Begitu memasuki rumahnya, saya langsung diarahkan ke ruang makan. Di sana nampak sebuah meja makan ukuran besar dipenuhi makanan di piring yang ditata rapi, “Neng, maaf ya ini bukan berlebihan, tapi karena memang di sini banyak orang jadi kalau masak gak bisa sedikit,” sambut sang ibu.
“Kalau masaknya dikurangin, suka nggak kebagian yang lain. Dulu itu, ibu sempat sakit stroke karena kelebihan kolesterol, jadi dulu kalau ada sisa lauk, ibu selalu angetin terus dan paksain makan karena sayang mubadzir, tapi kalau dikurangin pasti deh selalu ada yang nggak kebagian,” jelasnya panjang lebar.
“Kalau sekarang alhamdulillah, Neng. Semenjak kerja sama Ibu, keluarga saya makan enak terus. Setiap masak begini, Ibu selalu bungkus nasi dan lauknya buat keluarga kami (yang kerja di sini) di rumah. Ini karena ibunya sedekah terus jadi Ibu sekarang selalu sehat. Padahal dulu dokter bilang kalau strokenya kayaknya susah sembuh,” imbuh Mang Ade tukang kebunnya.
Senyum sang ibu begitu teduh, tangannya pun tak pernah berhenti menyodorkan berbagai lauk pada tukang kebun, pembantu, dan pengasuh anaknya. “Kata Mang Ade, saya sedekah terus, padahal mereka yang banyak sedekah sama saya. Saya cuma kasih mereka nasi sama lauk, itu pun sisa makan kita tapi mereka baik banget sama keluarga saya, setia sampai belasan tahun rawat kami di sini,” ucap sang ibu haru.
Manfaat sedekah selalu berkesinambungan, bahkan dari kisah di atas, keduanya saling berkaitan. Imbalan yang Allah beri tidak selalu serupa dengan apa yang kita sedekahkan, namun ganjarannya merupakan hal-hal yang saat itu kita perlukan.
Semoga dengan kisah di atas, tidak ada lagi rem untuk menghentikan jalan sedekah kita. Karena tidak ada kesia-siaan dalam bersedekah, bahkan memberi makan hewan pun Allah balas dengan nikmat rezeki yang berlimpah.
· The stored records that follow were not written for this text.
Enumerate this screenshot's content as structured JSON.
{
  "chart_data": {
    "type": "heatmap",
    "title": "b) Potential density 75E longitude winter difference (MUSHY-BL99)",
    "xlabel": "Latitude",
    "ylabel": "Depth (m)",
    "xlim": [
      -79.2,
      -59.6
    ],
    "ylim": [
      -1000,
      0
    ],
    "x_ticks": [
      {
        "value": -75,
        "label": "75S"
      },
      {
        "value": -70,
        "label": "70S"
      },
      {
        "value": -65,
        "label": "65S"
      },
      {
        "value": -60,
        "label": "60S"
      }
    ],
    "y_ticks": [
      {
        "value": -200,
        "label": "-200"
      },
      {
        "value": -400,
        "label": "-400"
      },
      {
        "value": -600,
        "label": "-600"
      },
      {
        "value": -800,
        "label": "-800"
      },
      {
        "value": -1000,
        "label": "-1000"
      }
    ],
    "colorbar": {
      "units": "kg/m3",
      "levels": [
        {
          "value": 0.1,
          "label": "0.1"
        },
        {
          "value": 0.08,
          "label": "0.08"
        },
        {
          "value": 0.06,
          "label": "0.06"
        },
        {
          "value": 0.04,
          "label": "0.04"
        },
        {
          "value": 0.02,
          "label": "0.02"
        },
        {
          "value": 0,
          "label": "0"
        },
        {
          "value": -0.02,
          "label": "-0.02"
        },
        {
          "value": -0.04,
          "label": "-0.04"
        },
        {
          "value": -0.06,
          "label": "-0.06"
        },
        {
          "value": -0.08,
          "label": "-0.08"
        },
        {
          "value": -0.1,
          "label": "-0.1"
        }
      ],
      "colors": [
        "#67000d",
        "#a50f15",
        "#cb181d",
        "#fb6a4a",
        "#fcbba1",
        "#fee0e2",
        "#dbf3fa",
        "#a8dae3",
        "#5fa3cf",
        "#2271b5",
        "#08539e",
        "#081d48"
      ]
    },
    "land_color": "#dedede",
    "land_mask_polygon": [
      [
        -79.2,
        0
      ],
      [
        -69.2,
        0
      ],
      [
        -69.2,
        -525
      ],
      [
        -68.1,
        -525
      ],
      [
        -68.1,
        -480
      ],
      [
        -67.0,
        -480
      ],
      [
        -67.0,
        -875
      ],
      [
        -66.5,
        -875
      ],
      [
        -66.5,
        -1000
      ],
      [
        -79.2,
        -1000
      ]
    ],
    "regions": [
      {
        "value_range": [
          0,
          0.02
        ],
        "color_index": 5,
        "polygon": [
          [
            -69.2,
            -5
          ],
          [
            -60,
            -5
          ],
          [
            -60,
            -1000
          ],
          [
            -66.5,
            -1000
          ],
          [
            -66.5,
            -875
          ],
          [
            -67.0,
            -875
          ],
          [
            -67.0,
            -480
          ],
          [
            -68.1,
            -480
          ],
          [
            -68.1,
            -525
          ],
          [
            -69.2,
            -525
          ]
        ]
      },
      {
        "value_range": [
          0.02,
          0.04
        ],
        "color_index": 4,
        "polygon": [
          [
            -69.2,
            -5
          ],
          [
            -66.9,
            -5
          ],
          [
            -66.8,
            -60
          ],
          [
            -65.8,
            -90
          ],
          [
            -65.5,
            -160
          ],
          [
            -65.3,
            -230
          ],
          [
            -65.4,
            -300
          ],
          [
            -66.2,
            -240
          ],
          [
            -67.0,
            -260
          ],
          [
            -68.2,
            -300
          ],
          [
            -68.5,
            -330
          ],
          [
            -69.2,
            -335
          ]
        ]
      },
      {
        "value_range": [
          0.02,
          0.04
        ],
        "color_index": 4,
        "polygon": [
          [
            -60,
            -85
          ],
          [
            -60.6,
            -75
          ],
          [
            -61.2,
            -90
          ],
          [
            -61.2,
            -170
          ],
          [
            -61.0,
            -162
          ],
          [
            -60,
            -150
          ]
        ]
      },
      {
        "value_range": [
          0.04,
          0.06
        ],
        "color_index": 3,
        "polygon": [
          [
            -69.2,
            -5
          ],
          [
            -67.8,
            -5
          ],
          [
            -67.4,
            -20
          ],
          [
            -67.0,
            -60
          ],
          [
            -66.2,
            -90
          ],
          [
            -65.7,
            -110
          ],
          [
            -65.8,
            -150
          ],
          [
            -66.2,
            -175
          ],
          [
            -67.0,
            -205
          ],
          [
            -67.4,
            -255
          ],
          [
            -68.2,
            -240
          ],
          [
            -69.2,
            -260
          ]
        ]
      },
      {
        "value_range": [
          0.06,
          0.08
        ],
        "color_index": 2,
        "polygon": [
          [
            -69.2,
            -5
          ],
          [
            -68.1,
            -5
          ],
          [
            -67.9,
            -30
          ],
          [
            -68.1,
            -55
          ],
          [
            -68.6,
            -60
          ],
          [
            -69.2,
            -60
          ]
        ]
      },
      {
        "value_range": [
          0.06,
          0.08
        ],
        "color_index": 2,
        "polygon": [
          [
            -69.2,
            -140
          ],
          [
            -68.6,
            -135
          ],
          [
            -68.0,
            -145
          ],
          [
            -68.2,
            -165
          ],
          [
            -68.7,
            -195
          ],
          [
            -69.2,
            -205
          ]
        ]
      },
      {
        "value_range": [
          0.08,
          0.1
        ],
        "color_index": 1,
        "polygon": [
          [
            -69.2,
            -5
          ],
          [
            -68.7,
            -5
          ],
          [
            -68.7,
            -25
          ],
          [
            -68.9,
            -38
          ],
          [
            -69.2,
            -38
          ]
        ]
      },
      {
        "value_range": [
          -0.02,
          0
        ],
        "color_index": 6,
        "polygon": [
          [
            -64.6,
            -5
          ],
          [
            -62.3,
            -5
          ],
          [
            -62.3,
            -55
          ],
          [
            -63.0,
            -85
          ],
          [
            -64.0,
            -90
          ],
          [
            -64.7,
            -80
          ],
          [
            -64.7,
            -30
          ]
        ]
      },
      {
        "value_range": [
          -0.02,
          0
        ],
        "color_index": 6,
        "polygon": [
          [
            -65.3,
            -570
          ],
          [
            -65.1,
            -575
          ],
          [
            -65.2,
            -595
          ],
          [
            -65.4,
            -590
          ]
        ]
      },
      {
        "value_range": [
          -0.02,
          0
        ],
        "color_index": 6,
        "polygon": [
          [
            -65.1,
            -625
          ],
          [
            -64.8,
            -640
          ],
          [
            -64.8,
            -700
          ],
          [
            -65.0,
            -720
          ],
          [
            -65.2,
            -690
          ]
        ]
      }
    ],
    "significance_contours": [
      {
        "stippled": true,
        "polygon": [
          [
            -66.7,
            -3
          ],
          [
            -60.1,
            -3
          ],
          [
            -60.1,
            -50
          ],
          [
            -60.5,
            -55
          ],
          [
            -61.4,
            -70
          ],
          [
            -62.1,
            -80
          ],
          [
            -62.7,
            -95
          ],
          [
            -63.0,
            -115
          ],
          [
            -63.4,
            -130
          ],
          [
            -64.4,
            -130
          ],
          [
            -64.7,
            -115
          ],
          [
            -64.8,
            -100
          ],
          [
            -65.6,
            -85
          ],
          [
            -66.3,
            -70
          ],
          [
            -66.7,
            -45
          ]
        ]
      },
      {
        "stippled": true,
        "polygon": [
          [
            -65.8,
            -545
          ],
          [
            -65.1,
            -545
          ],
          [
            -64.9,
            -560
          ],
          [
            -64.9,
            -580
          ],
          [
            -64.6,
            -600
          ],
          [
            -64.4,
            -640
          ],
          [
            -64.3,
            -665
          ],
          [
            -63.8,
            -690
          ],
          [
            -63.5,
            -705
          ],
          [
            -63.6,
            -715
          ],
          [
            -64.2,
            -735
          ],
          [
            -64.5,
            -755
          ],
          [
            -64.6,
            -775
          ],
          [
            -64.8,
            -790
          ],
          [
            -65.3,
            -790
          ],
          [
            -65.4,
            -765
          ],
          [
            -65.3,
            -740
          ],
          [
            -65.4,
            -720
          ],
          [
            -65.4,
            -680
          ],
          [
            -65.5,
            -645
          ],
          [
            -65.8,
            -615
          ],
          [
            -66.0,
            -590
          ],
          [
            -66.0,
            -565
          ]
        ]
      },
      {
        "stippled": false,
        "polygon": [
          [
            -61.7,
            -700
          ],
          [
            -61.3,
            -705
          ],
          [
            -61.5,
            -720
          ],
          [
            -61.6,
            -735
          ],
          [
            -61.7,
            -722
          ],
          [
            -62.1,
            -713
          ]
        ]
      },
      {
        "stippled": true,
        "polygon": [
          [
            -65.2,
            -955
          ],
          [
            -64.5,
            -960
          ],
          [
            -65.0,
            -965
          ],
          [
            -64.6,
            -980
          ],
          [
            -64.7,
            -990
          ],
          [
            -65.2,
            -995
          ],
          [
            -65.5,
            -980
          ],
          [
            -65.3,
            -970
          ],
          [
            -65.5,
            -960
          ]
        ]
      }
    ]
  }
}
Mashaa Allah.
Views: 58
Tulisan berisi kisah nyata yang bukan hanya sekedar kisah, tapi contoh nyata dari berbagai sisi kehidupan yang membuktikan bahwa Allah SWT membalas berkali-kali lipat dari apa yang kita berikan, meskipun kita mengganggap pemberian itu tak berarti. Namun keihklasan hati sang pemberi lah yang mampu menarik limpahan karunia Allah.
Bisa dibayangkan bagaimana ganjaran yang akan Allah SWT berikan, jika kita benar-benar bersedekah dengan sesuatu yang paling kita cintai (QS. 3: 93)?